The TIPO accepted the evidence (including the brochure) and found the YAG patent invalid. Nichia appealed before the Ministry of Economic Affairs (MOEA). The MOEA deemed the brochure inadmissible, but agreed that the combination of the prior art demonstrated a lack of inventive step and therefore dismissed the appeal. Nichia then appealed to Taiwan’s IP Court, which also dismissed Nichia’s appeal due to a lack of inventive step.
The IP Court reasoned that the document provided by Everlight could not be classified as a brochure as it was only one page of a two-sided printed document and no subsequent pages were found. Further, Everlight could not prove the publication date of the brochure, as it was not signed by the writer or publisher. Therefore, the IP Court deemed the brochure inadmissible as evidence.

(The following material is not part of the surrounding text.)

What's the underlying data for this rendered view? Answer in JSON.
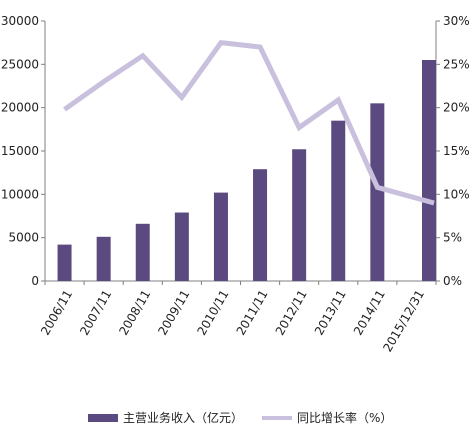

On the issue of inventive step, the Taiwan Patent Act stipulates that a patent must not be granted if a person ordinarily skilled in the relevant art can easily make the invention based on prior art. However, there has been an ongoing debate regarding the method of evaluating a skilled person’s motivation to combine two or more pieces of prior art. In this case, the IP Court reasoned that the items presented as evidence were alike in respect of the technical problem to be solved, the functions and the technical effects, and those items of evidence were considered probative (as they were similar, close and relevant to each other). Further, the IP Court suggested that it was foreseeable that skilled persons could combine the phosphor made of YAG (known as yellow phosphor) with the nitride light-emitting semiconductor compound (known as the blue chip) to obtain a white LED, in response to the high market demand for such products. Therefore, the IP Court concluded that the evidence submitted by Everlight could allow a person with the relevant skills to recreate the YAG patent invention.
The IP Court allowed Everlight to submit new evidence to strengthen its case, based primarily on Article 33 of the Intellectual Property Case Adjudication Act. A grant to submit new evidence, submitted by either the invalidating party or the participant, can also increase the efficiency of resolving disputes and avoid repeated filings for invalidation actions.
The German Federal Patent Court invalidated European Patent 936682, which corresponds to Nichia’s Taiwan Invention Patent TW156177. However, the German Federal Supreme Court reversed the decision and held that the patent was valid. Further, the US Court of Appeals for the Federal Court invalidated Nichia’s US Patent 5,998,925, which corresponds to Nichia’s Taiwan invention patent.
In the present Taiwanese case, Nichia has appealed the IP Court decision to Taiwan’s Supreme Administrative Court.